A Tragédia do Assassinato e a Resistência Indígena
Antes de ser brutalmente assassinada, a pajé Nega Pataxó, uma figura emblemática da luta pelos direitos territoriais dos Pataxó Hã Hã Hãe, deixou um legado de coragem e resistência. Nega, reconhecida por sua forte voz e por sua capacidade de inspirar aqueles ao seu redor, havia compartilhado um canto que agora ganhou um novo significado trágico para sua família e comunidade. O canto, entoado em rituais e momentos de reflexão, ecoa como uma premonição de sua trágica morte, que ocorreu em 21 de janeiro de 2024, durante um ataque violento associado ao Movimento Invasão Zero. A música que ela cantava, que manifestava um desejo de luta e superação, permanece viva nas memórias de seus entes queridos:
“Eu sou tupinambá guerreira, mas eu trabalho é para combater, eu entrego o meu peito à lança, nossa batalha temos que vencer.”
Publicidade
Em um ataque que deixou seu irmão, o cacique Nailton Pataxó, ferido mas sobrevivente, Nega foi morta em um contexto de disputa territorial que já custou muitas vidas de indígenas na região. Durante a ação armada, cerca de 200 fazendeiros atacaram os Pataxó Hã Hã Hãe na Fazenda Inhuma, em Potiraguá, Bahia, enquanto a comunidade tentava retomar seu território ancestral. Nega, com seu corpo caído e maracá erguido, tornou-se um ícone da luta pelos direitos indígenas e a luta por justiça.
A Impunidade e a Omissão das Autoridades
Embora o autor do disparo que matou Nega tenha sido detido inicialmente, sua liberdade foi assegurada mediante o pagamento de fiança, gerando revolta e indignação entre os indígenas e defensores dos direitos humanos. Apesar de evidências que ligam o crime a um conjunto mais amplo de violência contra os povos indígenas, o caso não avançou para julgamento, perpetuando um ciclo de impunidade. As investigações continuam paradas, sem que as autoridades se responsabilizem pelo que ocorreu.
A repercussão do assassinato de Nega Pataxó mobilizou figuras importantes, como a ministra Sonia Guajajara e outras lideranças indígenas, que compareceram ao seu funeral. Apesar dos apelos à justiça, a realidade para o povo Pataxó não mudou significativamente, e a violência no sul da Bahia permanece alarmante. Dados recentes revelam que, entre 2023 e 2024, houve um aumento no número de assassinatos de defensores de direitos humanos, com o Brasil figurando como um dos países mais perigosos para ativistas ambientais.

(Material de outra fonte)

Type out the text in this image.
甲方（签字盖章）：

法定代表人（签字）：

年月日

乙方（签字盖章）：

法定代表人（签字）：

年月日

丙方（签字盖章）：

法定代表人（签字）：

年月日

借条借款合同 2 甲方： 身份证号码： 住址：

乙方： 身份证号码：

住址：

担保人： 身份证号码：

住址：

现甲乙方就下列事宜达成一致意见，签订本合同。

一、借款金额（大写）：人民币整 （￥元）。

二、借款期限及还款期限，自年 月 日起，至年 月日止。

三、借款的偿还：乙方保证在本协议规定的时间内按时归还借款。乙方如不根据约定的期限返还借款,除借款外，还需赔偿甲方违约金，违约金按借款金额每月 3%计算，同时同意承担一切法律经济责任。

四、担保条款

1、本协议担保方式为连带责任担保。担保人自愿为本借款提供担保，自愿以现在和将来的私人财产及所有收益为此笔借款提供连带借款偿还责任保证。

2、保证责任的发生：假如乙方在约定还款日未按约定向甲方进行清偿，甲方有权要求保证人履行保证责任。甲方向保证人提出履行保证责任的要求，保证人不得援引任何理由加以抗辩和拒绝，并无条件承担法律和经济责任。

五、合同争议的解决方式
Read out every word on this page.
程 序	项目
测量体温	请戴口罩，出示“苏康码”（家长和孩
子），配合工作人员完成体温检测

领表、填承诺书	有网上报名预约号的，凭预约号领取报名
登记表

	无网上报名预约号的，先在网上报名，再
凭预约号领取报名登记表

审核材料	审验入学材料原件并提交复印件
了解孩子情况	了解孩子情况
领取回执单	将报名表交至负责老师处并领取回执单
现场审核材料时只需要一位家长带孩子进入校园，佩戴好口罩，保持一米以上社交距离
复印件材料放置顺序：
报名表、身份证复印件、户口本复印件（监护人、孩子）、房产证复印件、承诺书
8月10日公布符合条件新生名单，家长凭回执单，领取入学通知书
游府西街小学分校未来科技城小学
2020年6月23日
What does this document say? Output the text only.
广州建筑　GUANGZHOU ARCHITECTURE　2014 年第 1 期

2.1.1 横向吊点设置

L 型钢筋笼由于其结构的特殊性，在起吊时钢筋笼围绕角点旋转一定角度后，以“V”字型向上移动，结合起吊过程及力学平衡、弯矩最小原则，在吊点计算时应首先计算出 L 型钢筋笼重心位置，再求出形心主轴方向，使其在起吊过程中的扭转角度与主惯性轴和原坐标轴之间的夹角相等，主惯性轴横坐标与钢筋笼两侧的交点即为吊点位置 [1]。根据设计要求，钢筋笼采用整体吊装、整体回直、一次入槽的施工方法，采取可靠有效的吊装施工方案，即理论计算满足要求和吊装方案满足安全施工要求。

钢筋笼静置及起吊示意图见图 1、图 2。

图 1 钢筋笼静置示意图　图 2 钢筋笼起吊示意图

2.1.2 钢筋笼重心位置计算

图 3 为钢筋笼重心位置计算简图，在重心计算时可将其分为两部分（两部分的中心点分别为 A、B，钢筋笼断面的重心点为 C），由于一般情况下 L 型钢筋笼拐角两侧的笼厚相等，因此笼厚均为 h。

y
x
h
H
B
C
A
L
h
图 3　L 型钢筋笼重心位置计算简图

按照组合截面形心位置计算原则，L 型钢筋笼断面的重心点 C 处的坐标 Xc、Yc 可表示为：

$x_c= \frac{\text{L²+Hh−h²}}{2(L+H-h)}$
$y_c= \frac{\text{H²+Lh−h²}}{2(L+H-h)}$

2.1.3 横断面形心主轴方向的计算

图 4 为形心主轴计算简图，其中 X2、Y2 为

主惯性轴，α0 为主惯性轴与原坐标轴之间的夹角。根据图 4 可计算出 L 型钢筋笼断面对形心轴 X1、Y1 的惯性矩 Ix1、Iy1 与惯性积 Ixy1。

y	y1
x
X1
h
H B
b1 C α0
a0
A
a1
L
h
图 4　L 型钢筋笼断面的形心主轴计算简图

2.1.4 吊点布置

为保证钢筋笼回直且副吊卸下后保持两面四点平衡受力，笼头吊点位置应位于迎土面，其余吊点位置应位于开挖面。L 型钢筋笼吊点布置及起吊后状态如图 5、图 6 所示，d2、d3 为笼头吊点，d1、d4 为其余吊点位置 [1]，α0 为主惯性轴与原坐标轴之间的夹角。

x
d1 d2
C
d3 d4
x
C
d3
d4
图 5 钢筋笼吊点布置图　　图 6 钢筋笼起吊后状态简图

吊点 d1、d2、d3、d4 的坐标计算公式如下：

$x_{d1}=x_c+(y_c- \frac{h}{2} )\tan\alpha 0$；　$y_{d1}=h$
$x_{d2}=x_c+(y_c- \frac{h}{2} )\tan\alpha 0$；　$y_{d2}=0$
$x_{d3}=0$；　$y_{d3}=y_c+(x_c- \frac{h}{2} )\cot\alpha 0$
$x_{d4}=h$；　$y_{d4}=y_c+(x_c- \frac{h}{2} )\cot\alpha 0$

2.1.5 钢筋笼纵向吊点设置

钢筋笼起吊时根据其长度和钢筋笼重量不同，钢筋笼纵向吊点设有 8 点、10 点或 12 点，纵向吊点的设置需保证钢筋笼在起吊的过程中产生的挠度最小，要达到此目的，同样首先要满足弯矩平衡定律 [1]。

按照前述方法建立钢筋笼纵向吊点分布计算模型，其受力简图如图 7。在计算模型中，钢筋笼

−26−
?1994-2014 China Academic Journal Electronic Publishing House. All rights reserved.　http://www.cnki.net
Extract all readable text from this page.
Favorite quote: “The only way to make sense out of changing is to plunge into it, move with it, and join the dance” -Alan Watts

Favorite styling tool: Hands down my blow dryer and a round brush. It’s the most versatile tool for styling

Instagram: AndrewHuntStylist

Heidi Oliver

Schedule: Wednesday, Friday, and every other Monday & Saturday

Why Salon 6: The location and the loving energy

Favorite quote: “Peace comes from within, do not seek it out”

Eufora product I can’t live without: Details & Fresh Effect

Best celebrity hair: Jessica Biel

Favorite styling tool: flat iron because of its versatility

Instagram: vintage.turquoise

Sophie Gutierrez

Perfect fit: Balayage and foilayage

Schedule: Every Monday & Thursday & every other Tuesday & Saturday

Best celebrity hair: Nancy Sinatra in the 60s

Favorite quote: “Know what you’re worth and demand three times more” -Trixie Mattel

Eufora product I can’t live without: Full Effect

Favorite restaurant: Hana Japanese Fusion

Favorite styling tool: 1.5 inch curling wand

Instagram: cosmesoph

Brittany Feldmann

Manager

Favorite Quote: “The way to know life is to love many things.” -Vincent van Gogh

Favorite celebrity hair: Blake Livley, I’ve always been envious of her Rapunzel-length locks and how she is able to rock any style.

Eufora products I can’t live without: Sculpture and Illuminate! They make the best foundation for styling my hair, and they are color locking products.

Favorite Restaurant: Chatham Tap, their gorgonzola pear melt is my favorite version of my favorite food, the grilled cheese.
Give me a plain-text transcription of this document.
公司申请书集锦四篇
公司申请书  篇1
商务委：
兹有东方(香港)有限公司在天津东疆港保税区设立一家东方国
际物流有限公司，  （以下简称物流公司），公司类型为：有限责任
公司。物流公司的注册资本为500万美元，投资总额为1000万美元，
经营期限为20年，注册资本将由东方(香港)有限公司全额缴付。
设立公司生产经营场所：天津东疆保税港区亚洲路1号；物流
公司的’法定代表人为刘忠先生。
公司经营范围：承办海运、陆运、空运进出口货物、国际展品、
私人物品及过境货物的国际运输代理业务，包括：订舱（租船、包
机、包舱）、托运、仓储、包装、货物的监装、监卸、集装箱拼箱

A Continuidade da Luta e o Papel das Mulheres
Após o assassinato de Nega, suas irmãs e outras mulheres da comunidade iniciaram um movimento para transformar a dor do luto em ação. Elas se organizam pela Associação Paraguaçu de Mulheres Indígenas, buscando justiça e mantendo viva a memória de Nega. A força feminina emergiu como um elemento central na luta pelos direitos territoriais, com as mulheres assumindo um papel de liderança em um contexto que historicamente marginaliza suas vozes.
As Tendas de Cuidado, criadas em homenagem a Nega, simbolizam essa resistência, funcionando como espaços de acolhimento, escuta e mobilização. Essas tendas foram montadas durante eventos importantes, como o Acampamento Terra Livre, e têm o objetivo de unir as mulheres em torno da luta por justiça e direitos humanos, reafirmando a espiritualidade indígena como parte da resistência.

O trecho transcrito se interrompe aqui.